# fridge baking soda



## cfuhrer (Jun 11, 2013)

Does anyone have any uses for the baking soda they keep in the fridge after it has served that purpose?

I keep a box in the fridge, usually longer than recommended, and still hate throwing out a full box.


----------



## StaceyS (Nov 19, 2003)

Use it as a mildly abrasive cleanser, or with vinegar to freshen your drains (1c baking soda followed by 1 c vinegar)


----------



## FarmChix (Mar 3, 2013)

I use it in lieu of Soft Scrub....like StaceyS says, with vinegar OR if you use with lemon juice, it whitens as it scrubs. It's a great "natural" abrasive. The key point I make when using is that you sprinkle it in the sink, THEN add some lemon juice to scrub.
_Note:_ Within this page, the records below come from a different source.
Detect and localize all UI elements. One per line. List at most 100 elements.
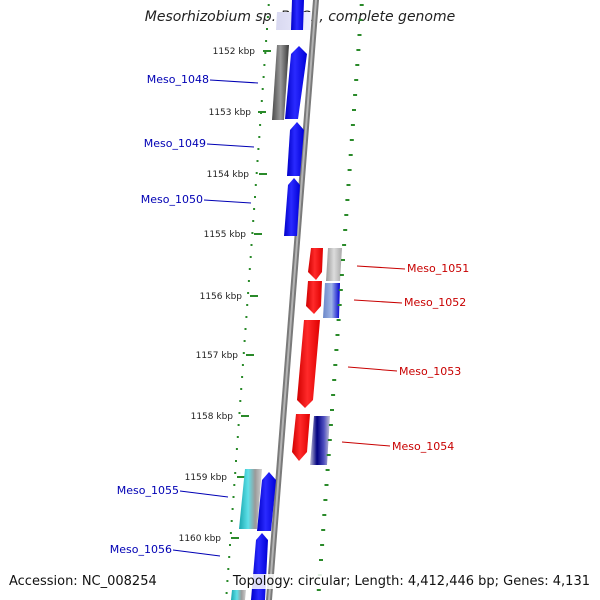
gene-block-meso-1054 bbox=[310, 416, 330, 465]
strand-dot bbox=[341, 259, 345, 261]
strand-dot bbox=[355, 64, 360, 66]
strand-dot bbox=[353, 94, 358, 96]
ruler-label: 1154 kbp bbox=[207, 170, 250, 180]
callout-line bbox=[206, 143, 255, 148]
callout-line bbox=[172, 549, 221, 557]
gene-label[interactable]: Meso_1048 bbox=[147, 73, 209, 86]
strand-dot bbox=[256, 160, 259, 162]
strand-dot bbox=[230, 520, 233, 522]
gene-label[interactable]: Meso_1049 bbox=[144, 137, 206, 150]
strand-dot bbox=[316, 589, 321, 591]
strand-dot bbox=[251, 232, 254, 234]
callout-line bbox=[179, 490, 229, 498]
strand-dot bbox=[250, 244, 253, 246]
gene-label[interactable]: Meso_1050 bbox=[141, 193, 203, 206]
strand-dot bbox=[322, 514, 327, 516]
strand-dot bbox=[328, 424, 333, 426]
ruler-label: 1158 kbp bbox=[191, 412, 234, 422]
strand-dot bbox=[247, 292, 250, 294]
strand-dot bbox=[265, 40, 268, 42]
strand-dot bbox=[321, 529, 326, 531]
ruler-label: 1152 kbp bbox=[213, 47, 256, 57]
gene-label[interactable]: Meso_1056 bbox=[110, 543, 172, 556]
ruler-label: 1153 kbp bbox=[209, 108, 252, 118]
gene-arrow-meso-1050 bbox=[284, 178, 300, 236]
strand-dot bbox=[255, 172, 258, 174]
gene-label[interactable]: Meso_1055 bbox=[117, 484, 179, 497]
strand-dot bbox=[354, 79, 359, 81]
strand-dot bbox=[335, 334, 340, 336]
strand-dot bbox=[345, 199, 350, 201]
strand-dot bbox=[334, 349, 339, 351]
strand-dot bbox=[239, 400, 242, 402]
strand-dot bbox=[262, 76, 265, 78]
strand-dot bbox=[231, 508, 234, 510]
strand-dot bbox=[248, 268, 251, 270]
gene-label[interactable]: Meso_1054 bbox=[392, 440, 454, 453]
strand-dot bbox=[228, 556, 231, 558]
strand-dot bbox=[357, 34, 362, 36]
strand-dot bbox=[359, 4, 364, 6]
strand-dot bbox=[356, 49, 361, 51]
gene-top-fragment bbox=[291, 0, 304, 30]
callout-line bbox=[203, 199, 252, 204]
gene-arrow-meso-1055 bbox=[257, 472, 276, 531]
strand-dot bbox=[358, 19, 363, 21]
strand-dot bbox=[261, 88, 264, 90]
gene-label[interactable]: Meso_1053 bbox=[399, 365, 461, 378]
strand-dot bbox=[342, 244, 347, 246]
strand-dot bbox=[225, 592, 228, 594]
strand-dotted-lines bbox=[225, 4, 364, 594]
gene-label[interactable]: Meso_1052 bbox=[404, 296, 466, 309]
genome-summary-text: Topology: circular; Length: 4,412,446 bp… bbox=[230, 574, 592, 589]
strand-dot bbox=[326, 454, 331, 456]
ruler-label: 1159 kbp bbox=[185, 473, 228, 483]
strand-dot bbox=[252, 220, 255, 222]
gene-arrow-meso-1052 bbox=[306, 281, 322, 314]
strand-dot bbox=[233, 484, 236, 486]
strand-dot bbox=[254, 196, 256, 198]
strand-dot bbox=[264, 52, 267, 54]
gene-arrow-meso-1053 bbox=[297, 320, 320, 408]
strand-dot bbox=[241, 364, 244, 366]
strand-dot bbox=[245, 316, 248, 318]
strand-dot bbox=[263, 64, 266, 66]
strand-dot bbox=[333, 364, 338, 366]
strand-dot bbox=[247, 280, 250, 282]
gene-label[interactable]: Meso_1051 bbox=[407, 262, 469, 275]
gene-block-meso-1048 bbox=[272, 45, 289, 120]
gene-block-meso-1055 bbox=[239, 469, 262, 529]
strand-dot bbox=[237, 424, 240, 426]
gene-arrow-meso-1056 bbox=[251, 533, 268, 600]
callout-line bbox=[347, 366, 398, 372]
strand-dot bbox=[229, 544, 231, 546]
strand-dot bbox=[242, 352, 245, 354]
strand-dot bbox=[352, 109, 356, 111]
strand-dot bbox=[267, 4, 270, 6]
strand-dot bbox=[339, 274, 344, 276]
strand-dot bbox=[240, 388, 243, 390]
strand-dot bbox=[348, 154, 353, 156]
strand-dot bbox=[320, 544, 325, 546]
strand-dot bbox=[249, 256, 252, 258]
strand-dot bbox=[266, 16, 269, 18]
strand-dot bbox=[254, 184, 257, 186]
ruler-label: 1156 kbp bbox=[200, 292, 243, 302]
strand-dot bbox=[235, 460, 237, 462]
strand-dot bbox=[350, 124, 355, 126]
gene-arrow-meso-1054 bbox=[292, 414, 310, 461]
strand-dot bbox=[330, 409, 334, 411]
callout-line bbox=[209, 79, 259, 84]
strand-dot bbox=[343, 229, 348, 231]
strand-dot bbox=[331, 394, 336, 396]
callout-line bbox=[356, 265, 406, 270]
strand-dot bbox=[259, 124, 262, 126]
strand-dot bbox=[325, 469, 330, 471]
gene-arrow-meso-1049 bbox=[287, 122, 304, 176]
strand-dot bbox=[235, 448, 238, 450]
gene-block-meso-1051 bbox=[326, 248, 342, 281]
strand-dot bbox=[227, 568, 230, 570]
strand-dot bbox=[258, 136, 261, 138]
ruler-label: 1155 kbp bbox=[204, 230, 247, 240]
strand-dot bbox=[323, 499, 328, 501]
It will do the whole fizzy thing, and then I use the rag to scrub.


----------



## Peggy (Feb 14, 2010)

scrub bathtubs, sinks bathroom countertop, I use baking soda a lot for cleaning!!


----------



## cfuhrer (Jun 11, 2013)

And the odors absorbed from the fridge don't cause any issues?


----------



## Maura (Jun 6, 2004)

You are going to rinse after cleaning with the soda, and any smells would go right down. there will be some moisture in the soda, but not much.


----------